1. The adaptation itself absolutely stank. There are many passages where Lawrie didn't just trim Lewis's prose but rewrote it--and believe me, her rewrites are not on a par with Lewis. Many times she had to do a rewrite because she left out key incidents or passages that explained later occurrences, so she had to summarize what happened. UGH!!! Little human touches in the book, like the quiet bottle of ginger beer that Polly drank in her "cave," or the markings the kids made to identify the London pool in the Wood Between the Worlds, have been entirely excised. More important issues, like Jadis's loss of power in London, Digory's lie that he was compelled to ring the bell that freed Jadis, or exactly why the Talking Beasts decided Uncle Andrew was a tree, are also omitted or glossed over. (Indeed, except for Fledge and Aslan, no beast actually talks in this book, except when they first speak in one big horde after they're created. So much for that important aspect of Narnia.) And here's a howler: When Digory goes to fetch an apple from the Tree of Life, he's struck with the desire to eat the apple. In the real book, he sees a very odd bird in the tree, which is vividly described and is looking at him, and he decides not to try the apple after all. In this adaptation, "He saw a bird in the tree [the illustration is barely visible], and later he would be glad he hadn't eaten the apple." Jeez! Talk about trashing Lewis! One last thing--after Uncle Andrew is put to sleep, he vanishes from the book completely. Guess Aslan didn't bother to send him home....

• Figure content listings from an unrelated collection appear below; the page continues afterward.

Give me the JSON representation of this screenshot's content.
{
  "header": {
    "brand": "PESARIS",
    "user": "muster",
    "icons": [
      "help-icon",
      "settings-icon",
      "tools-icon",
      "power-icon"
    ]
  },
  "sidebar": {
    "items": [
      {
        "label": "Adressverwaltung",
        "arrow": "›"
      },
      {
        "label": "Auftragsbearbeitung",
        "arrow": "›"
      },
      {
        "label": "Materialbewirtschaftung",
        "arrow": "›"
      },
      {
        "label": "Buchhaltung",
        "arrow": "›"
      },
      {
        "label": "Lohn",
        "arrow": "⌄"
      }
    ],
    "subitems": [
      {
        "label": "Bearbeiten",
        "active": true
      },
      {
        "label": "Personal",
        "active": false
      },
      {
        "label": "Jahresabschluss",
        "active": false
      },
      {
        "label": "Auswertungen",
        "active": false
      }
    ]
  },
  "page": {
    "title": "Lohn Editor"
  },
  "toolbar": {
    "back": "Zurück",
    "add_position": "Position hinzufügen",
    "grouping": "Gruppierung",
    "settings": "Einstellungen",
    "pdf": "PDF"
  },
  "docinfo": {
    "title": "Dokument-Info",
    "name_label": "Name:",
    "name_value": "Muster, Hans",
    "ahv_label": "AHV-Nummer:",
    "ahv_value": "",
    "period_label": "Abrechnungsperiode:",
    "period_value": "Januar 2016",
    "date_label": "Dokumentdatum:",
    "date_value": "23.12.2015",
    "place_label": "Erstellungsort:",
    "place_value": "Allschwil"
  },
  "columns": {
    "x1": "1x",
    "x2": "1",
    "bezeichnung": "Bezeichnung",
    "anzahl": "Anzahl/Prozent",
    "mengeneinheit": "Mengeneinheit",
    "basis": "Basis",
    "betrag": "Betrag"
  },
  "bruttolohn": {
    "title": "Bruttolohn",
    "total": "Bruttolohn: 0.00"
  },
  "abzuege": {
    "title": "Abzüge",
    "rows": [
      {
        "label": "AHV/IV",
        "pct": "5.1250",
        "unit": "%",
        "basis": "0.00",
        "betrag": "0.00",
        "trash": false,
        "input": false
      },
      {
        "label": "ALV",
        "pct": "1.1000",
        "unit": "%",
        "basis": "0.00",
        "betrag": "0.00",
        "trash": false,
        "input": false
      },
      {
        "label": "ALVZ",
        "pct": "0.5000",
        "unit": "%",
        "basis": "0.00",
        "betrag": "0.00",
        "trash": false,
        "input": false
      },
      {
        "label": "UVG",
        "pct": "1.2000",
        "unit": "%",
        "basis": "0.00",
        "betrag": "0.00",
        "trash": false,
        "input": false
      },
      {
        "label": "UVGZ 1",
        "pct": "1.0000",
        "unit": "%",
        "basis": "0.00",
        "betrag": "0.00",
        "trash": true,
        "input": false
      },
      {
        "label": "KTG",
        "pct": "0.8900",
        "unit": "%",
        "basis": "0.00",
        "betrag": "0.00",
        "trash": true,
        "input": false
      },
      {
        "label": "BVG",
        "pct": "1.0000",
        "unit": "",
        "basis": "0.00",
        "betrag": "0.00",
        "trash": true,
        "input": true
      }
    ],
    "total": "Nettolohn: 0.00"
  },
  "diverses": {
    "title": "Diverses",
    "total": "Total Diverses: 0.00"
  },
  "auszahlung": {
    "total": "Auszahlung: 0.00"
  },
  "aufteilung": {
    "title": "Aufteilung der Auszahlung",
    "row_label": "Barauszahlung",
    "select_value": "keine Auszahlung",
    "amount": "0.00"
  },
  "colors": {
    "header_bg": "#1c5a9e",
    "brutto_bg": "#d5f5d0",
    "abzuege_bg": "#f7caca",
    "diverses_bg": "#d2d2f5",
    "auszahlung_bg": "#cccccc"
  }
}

2. The artwork was entirely inappropriate. I got the sense that a regular old illustrator was employed, rather than someone who understood what sequential art was supposed to do. The art is very "children's bookish" and rather amateurish in spots. There are a lot of talking heads in profile, three-quarters, or straight-on. The characters are stiff--the kids have no character in their faces at all--and lines to indicate movement are absent. Most of the pages are framed in some fashion (e.g., the "burgeoning Narnia" pages are framed with flowers and greenery), which wastes huge amounts of space. There was an obvious attempt to be arty, but Lawrie just isn't good enough to make the images compelling; they're mostly just silly.

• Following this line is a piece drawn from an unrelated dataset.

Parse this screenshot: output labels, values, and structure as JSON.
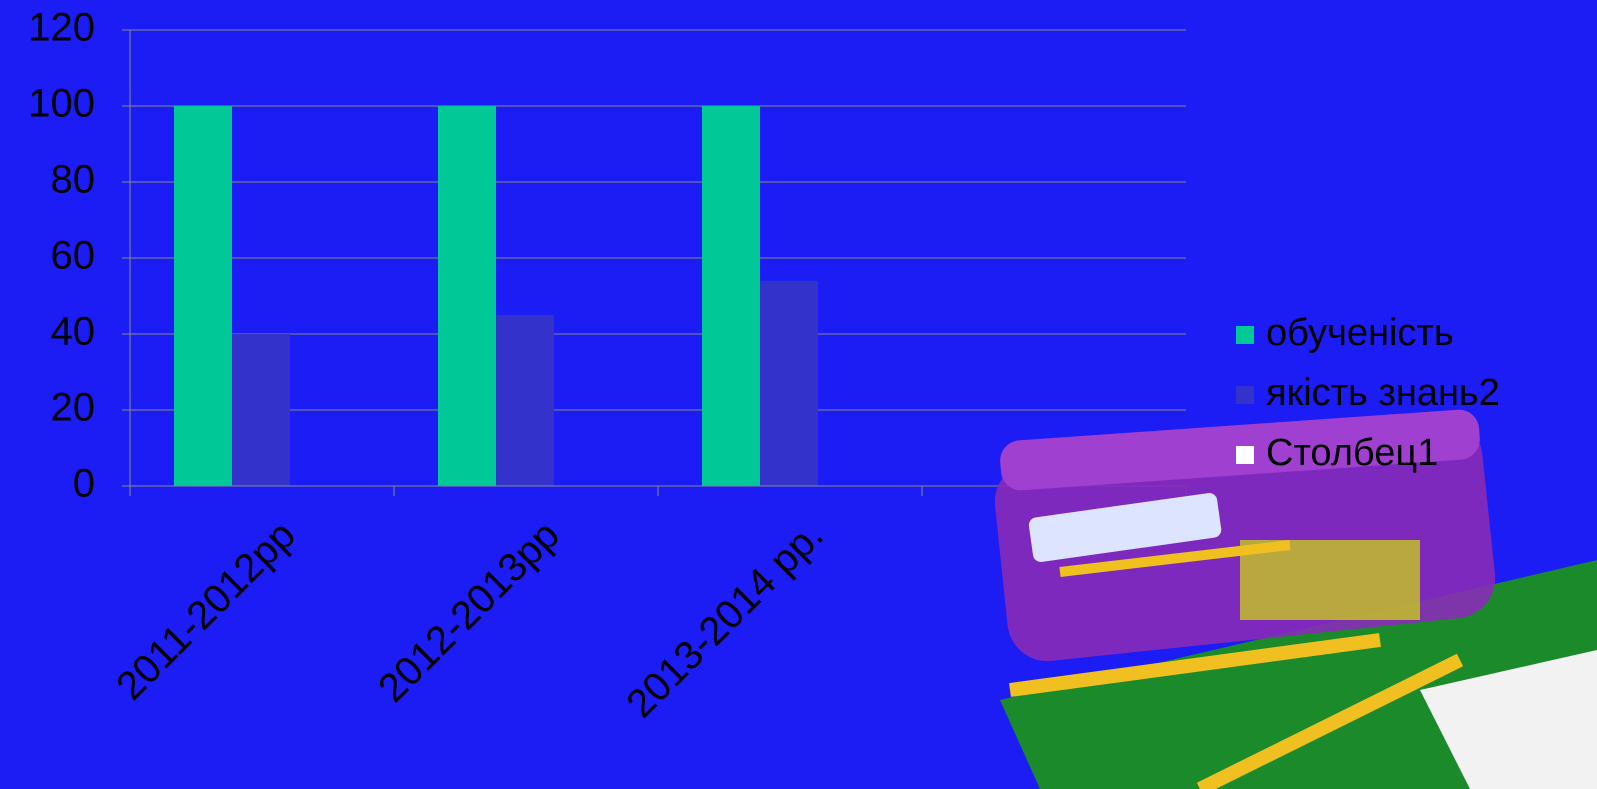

And the decisions about what to depict and how to depict it were very bad. For example: why do the images of Jadis riding the cab-horse and Digory switching universes take up two whole pages each, while the Wood Between the Worlds is never truly illustrated (and its properties are never explained)? Why is Charn that vile salmon color? Why is Uncle Andrew's expression in perpetual smirk? Why are so many things presented in prose rather than visually (e.g., the creation of all the nighttime parts of Narnia, which just cries out to be shown)? Indeed, why do a graphic novel if half the stuff is still just presented as prose? I tell ya, just rereading the text made me think of a hundred better ways to depict everything in this book. Anyone wanna work with me?

Snarly old Uncle Andrew

Aslan's been eating onions!

Copyright 1999, HarperTrophy

I guess this book would be good for completists and for kids who will not read all-text books. But the original Magician's Nephew, with the small but vastly superior illustrations that appear on the first page of every new chapter, is far preferable to this wrongheaded offering. I couldn't find a single other review of it on the Internet (Amazon lists it but all the reviews are for the text edition of the book), and I got it for cheap via Half.com, so I suspect this book bombed as badly as it deserves to. If they adapted other books in the series, I hope they used an artist who understands sequential art and an adaptor who knows what's best to adapt!